Wool from the shoulder and flank sections is regarded as the most desirable fleece on a sheep. Sheep from high, mountainous regions have longer fleece, which is also highly desirable. There is debate over whether wool taken in the winter or summer is better. Winter fleece can create thicker and heavier wool, while spring fleece is softer and finer. Each has its own benefits. Lambs that are between eight and 14 months old produce a very excellent wool called “kork.” It is very thin and silky and actually became popular in England before finding its way to the Middle East.

So why is wool considered such a superior material for area rugs? There are seven generally agreed-upon reasons:

  • Wool resists wrinkles. It is resilient and springs back into shape quickly.
  • Wool resists soiling.
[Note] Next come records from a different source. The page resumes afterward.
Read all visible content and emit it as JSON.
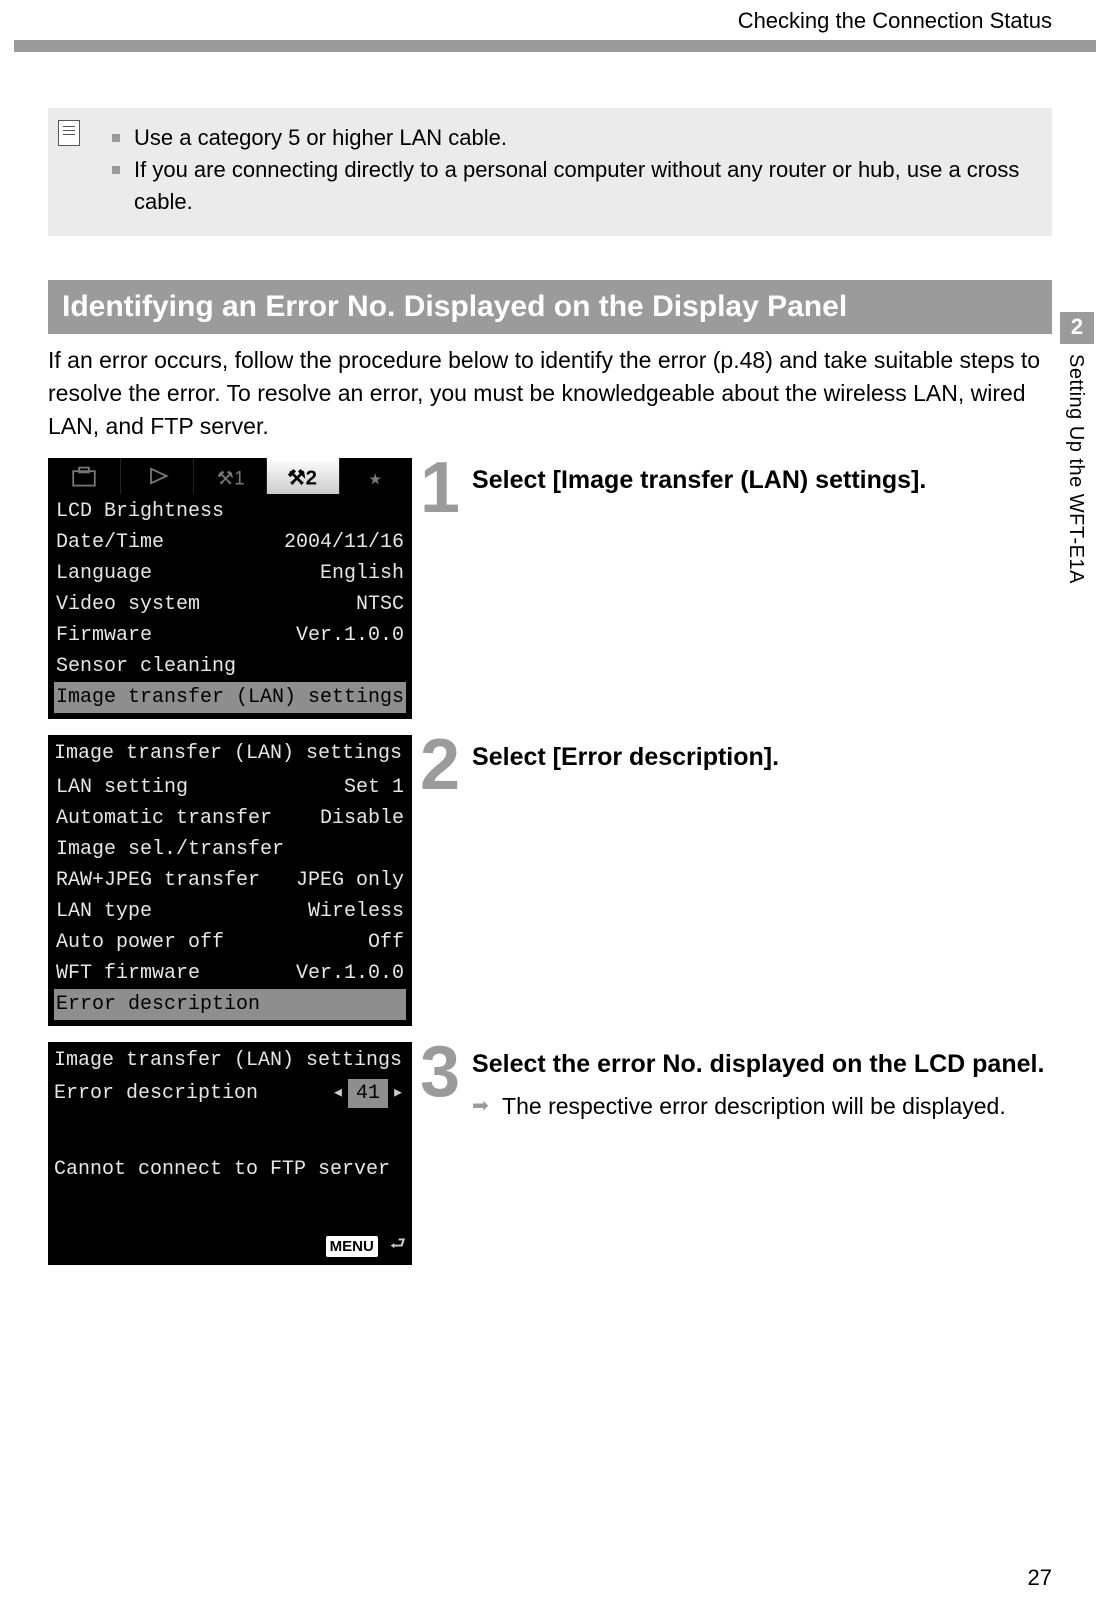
{
  "header": {
    "title": "Checking the Connection Status"
  },
  "notes": [
    "Use a category 5 or higher LAN cable.",
    "If you are connecting directly to a personal computer without any router or hub, use a cross cable."
  ],
  "section_heading": "Identifying an  Error No. Displayed on the Display Panel",
  "intro": "If an error occurs, follow the procedure below to identify the error (p.48) and take suitable steps to resolve the error. To resolve an error, you must be knowledgeable about the wireless LAN, wired LAN, and FTP server.",
  "steps": [
    {
      "num": "1",
      "title": "Select [Image transfer (LAN) settings]."
    },
    {
      "num": "2",
      "title": "Select [Error description]."
    },
    {
      "num": "3",
      "title": "Select the error No. displayed on the LCD panel.",
      "sub": "The respective error description will be displayed."
    }
  ],
  "lcd1": {
    "rows": [
      {
        "label": "LCD Brightness",
        "value": ""
      },
      {
        "label": "Date/Time",
        "value": "2004/11/16"
      },
      {
        "label": "Language",
        "value": "English"
      },
      {
        "label": "Video system",
        "value": "NTSC"
      },
      {
        "label": "Firmware",
        "value": "Ver.1.0.0"
      },
      {
        "label": "Sensor cleaning",
        "value": ""
      }
    ],
    "highlight": "Image transfer (LAN) settings"
  },
  "lcd2": {
    "title": "Image transfer (LAN) settings",
    "rows": [
      {
        "label": "LAN setting",
        "value": "Set 1"
      },
      {
        "label": "Automatic transfer",
        "value": "Disable"
      },
      {
        "label": "Image sel./transfer",
        "value": ""
      },
      {
        "label": "RAW+JPEG transfer",
        "value": "JPEG only"
      },
      {
        "label": "LAN type",
        "value": "Wireless"
      },
      {
        "label": "Auto power off",
        "value": "Off"
      },
      {
        "label": "WFT firmware",
        "value": "Ver.1.0.0"
      }
    ],
    "highlight": "Error description"
  },
  "lcd3": {
    "title": "Image transfer (LAN) settings",
    "error_label": "Error description",
    "error_no": "41",
    "message": "Cannot connect to FTP server",
    "menu": "MENU"
  },
  "side": {
    "chapter": "2",
    "label": "Setting Up the WFT-E1A"
  },
  "page_number": "27"
}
Because the fiber is so complex, dirt and stains have a hard time penetrating it.
  • Wool is durable. Again, because of the multi-part, complex fiber, it resists wear better than almost any other natural or most man-made materials.
  • Wool repels moisture. Liquids simple don’t penetrate wool very well. It actually sheds water.
  • Wool retains its shape. The same properties that help wool resist wrinkles also help it keep its shape and size.
  • Wool resists flames. It is amazingly fire-retardant and does not support sustained combustion.
  • Wool insulates. Just like wool clothing is comfortable in all seasons because of the layer of air it keeps next to the skin, wool rugs insulate the floor from any major temperature changes.

Lastly, and perhaps most importantly, wool is an all-natural fiber that is completely renewable and recyclable. You can enjoy your all-wool area rug free from guilt! And about how many products can you comfortably say that today?